Les obligations en matière de production des oeuvres

La contribution des éditeurs de SMAD au développement de la production audiovisuelle et cinématographique est encadrée par le décret n° 2010-1379 du 12 novembre 2010.

Sont soumis à des obligations de contribution à la production les services de médias audiovisuels à la demande qui réalisent un chiffre d’affaires annuel net supérieur à dix millions d’euros et :

  • proposent annuellement au moins dix œuvres cinématographiques : déclenchement des obligations de contribution à la production des œuvres cinématographiques ;
  • proposent annuellement au moins dix œuvres audiovisuelles (autres que programmes pornographiques ou d’incitation à la violence) : déclenchement des obligations de contribution à la production des œuvres audiovisuelles.

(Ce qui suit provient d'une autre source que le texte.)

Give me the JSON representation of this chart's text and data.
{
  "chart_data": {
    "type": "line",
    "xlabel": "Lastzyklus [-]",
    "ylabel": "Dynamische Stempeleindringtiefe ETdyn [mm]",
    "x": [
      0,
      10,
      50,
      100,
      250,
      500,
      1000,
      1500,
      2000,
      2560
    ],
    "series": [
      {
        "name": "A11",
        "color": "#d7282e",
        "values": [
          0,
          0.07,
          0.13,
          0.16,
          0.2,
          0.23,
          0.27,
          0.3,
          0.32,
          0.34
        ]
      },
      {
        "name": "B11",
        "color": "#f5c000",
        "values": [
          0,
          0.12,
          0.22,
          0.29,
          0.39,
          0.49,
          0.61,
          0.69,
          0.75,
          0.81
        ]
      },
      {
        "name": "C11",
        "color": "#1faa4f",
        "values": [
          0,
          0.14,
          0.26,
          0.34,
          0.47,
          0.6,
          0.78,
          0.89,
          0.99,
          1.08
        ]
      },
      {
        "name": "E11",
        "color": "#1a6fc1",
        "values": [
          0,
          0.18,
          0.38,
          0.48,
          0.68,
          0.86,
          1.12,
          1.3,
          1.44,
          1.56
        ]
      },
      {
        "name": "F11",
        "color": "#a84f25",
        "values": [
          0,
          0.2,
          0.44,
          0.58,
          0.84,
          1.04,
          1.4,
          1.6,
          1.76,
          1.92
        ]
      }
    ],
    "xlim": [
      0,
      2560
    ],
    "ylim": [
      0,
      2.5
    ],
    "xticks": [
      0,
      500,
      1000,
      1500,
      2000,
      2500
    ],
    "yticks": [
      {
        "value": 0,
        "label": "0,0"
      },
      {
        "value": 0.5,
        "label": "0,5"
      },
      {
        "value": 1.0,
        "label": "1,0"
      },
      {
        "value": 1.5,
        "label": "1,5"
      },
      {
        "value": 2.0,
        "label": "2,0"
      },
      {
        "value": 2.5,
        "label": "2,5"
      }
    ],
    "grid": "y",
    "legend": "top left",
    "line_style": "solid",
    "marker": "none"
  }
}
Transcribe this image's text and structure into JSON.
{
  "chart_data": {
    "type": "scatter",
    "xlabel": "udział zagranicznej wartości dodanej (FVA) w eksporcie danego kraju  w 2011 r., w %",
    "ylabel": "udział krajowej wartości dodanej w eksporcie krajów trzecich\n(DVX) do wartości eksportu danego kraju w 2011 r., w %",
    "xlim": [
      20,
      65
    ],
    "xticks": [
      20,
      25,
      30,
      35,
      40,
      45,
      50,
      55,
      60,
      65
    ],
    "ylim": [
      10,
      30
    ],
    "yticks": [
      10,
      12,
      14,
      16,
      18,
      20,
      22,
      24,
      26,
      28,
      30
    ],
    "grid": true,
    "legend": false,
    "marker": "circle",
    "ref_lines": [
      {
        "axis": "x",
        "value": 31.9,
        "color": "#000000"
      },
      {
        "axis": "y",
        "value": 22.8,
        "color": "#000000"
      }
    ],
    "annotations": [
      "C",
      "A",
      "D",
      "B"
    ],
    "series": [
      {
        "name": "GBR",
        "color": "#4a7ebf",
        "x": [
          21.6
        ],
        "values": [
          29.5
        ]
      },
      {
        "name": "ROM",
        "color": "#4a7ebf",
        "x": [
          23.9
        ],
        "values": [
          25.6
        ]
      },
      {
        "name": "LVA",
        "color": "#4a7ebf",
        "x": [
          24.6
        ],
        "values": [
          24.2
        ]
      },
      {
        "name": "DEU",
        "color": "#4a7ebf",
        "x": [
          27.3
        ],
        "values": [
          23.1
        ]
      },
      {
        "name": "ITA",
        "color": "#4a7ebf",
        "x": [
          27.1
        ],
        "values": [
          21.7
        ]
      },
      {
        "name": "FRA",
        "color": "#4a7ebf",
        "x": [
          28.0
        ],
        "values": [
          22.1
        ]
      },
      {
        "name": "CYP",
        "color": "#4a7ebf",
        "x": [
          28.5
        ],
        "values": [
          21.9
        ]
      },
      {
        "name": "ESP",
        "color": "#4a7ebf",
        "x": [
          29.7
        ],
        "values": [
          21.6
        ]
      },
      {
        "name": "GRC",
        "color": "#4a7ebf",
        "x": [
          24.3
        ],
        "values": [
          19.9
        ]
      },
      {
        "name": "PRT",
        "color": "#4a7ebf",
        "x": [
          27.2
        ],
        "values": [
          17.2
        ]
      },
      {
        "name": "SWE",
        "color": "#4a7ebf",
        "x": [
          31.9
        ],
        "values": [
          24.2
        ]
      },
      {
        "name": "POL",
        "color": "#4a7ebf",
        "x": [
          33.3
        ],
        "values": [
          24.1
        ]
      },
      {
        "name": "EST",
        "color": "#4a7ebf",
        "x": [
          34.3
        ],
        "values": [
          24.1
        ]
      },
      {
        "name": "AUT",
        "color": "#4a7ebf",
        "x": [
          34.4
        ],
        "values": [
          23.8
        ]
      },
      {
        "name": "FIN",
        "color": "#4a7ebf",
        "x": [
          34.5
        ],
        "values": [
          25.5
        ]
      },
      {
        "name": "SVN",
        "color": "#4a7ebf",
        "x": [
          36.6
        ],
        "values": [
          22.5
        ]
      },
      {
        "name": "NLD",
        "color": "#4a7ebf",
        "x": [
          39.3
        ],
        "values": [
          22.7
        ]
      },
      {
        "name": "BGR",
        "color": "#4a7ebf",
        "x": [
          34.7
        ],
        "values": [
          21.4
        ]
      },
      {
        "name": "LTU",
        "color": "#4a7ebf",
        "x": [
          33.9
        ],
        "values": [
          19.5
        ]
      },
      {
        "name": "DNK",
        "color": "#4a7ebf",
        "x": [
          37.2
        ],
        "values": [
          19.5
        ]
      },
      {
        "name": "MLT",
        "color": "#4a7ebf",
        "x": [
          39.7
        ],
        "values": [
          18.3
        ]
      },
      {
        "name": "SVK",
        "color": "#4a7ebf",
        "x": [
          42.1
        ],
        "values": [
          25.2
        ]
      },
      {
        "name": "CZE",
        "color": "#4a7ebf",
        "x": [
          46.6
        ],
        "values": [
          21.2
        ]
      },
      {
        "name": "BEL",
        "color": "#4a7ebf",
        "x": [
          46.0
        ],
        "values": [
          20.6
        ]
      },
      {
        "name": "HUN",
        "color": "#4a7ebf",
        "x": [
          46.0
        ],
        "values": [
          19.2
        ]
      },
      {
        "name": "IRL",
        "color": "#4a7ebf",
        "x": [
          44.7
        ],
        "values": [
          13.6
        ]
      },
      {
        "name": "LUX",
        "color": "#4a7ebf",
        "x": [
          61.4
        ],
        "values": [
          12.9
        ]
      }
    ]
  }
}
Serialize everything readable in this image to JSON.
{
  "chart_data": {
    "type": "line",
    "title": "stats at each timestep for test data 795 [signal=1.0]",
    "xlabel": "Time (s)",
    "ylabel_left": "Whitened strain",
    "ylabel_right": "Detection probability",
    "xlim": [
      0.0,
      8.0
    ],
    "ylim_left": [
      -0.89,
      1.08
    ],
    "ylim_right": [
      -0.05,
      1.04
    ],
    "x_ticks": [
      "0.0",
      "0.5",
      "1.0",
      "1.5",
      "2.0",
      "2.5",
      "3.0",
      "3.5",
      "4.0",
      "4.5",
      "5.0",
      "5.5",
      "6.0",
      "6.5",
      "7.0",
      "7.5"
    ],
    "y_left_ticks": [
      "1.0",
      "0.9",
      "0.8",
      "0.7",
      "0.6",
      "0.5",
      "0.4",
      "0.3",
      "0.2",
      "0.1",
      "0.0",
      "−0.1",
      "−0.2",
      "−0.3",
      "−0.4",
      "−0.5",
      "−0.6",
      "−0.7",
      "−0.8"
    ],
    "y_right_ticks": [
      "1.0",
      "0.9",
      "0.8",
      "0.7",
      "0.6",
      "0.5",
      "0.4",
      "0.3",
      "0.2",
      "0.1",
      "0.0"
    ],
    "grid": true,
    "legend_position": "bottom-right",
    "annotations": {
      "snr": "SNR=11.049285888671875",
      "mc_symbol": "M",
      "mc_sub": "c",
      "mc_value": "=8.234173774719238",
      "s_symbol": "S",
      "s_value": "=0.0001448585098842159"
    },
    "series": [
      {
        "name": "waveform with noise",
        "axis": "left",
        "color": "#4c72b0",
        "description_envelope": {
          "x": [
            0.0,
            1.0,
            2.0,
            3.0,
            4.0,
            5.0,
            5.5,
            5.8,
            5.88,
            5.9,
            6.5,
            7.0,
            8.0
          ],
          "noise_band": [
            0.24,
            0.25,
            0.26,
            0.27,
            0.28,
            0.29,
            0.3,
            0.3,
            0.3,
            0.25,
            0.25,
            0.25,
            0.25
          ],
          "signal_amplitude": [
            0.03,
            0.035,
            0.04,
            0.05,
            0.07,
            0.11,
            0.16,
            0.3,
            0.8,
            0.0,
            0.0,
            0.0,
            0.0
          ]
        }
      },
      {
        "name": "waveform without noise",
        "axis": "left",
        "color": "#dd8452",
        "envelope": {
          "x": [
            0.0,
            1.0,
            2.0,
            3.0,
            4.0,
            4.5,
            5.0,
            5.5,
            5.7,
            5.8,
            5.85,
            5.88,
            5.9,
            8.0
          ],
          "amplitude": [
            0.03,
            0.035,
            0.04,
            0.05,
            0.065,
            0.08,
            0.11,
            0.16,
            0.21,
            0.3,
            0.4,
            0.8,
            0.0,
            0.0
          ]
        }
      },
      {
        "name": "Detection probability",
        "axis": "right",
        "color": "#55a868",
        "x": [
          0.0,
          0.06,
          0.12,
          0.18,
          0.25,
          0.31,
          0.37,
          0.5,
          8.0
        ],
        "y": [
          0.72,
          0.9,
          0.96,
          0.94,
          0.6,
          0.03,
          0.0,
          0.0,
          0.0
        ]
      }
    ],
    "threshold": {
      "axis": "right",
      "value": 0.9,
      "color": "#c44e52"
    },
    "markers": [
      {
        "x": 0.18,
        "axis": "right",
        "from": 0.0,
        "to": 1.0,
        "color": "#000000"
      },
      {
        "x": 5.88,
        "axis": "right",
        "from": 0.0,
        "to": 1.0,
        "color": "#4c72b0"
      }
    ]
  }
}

Le régime applicable aux éditeurs de services de télévision de rattrapage

Les services de télévision de rattrapage sont des SMAD permettant de regarder, pendant une durée limitée, des programmes diffusés sur un service de télévision.

Ils sont soumis à une obligation de contribution à la production cinématographique européenne, d’une part, et d'expression originale française, d'autre part, au même taux que l’éditeur du service de télévision dont le service de télévision de rattrapage est issu. Si leurs recettes sont incluses dans les ressources du service de télévision dont ils sont issus, ces services ne sont pas soumis à obligation de contribution (cas des services hertziens de cinéma, cf. décret n° 2010-747).

Pour la production d’œuvres audiovisuelles, les recettes issues de ces services sont incluses dans l’assiette de contribution des services de télévision dont ils sont issus.

Le régime applicable aux éditeurs de services de vidéo à la demande par abonnement

Les services par abonnement sont soumis à des obligations de contribution à la production d'œuvres cinématographiques et audiovisuelles européennes, d'une part, et d'expression originale française, d'autre part, de :

  • 26 % et 22 % lorsqu'ils proposent annuellement au moins dix œuvres cinématographiques de longue durée dans un délai inférieur à vingt-deux mois après leur sortie en salles en France ;
  • 21 % et 17 % lorsqu'ils proposent annuellement au moins dix œuvres cinématographiques de longue durée dans un délai inférieur à trente-six mois et égal ou supérieur à vingt-deux mois après leur sortie en salles en France ;
  • 15 % et 12 % dans les autres cas.

La contribution est investie dans la production d'œuvres cinématographiques et dans la production d'œuvres audiovisuelles (sauf pornographiques ou incitant à la violence), en proportion des parts représentées par chacun de ces deux genres d'œuvres dans le téléchargement ou le visionnage total des œuvres par les utilisateurs du service au cours de l'exercice précédent.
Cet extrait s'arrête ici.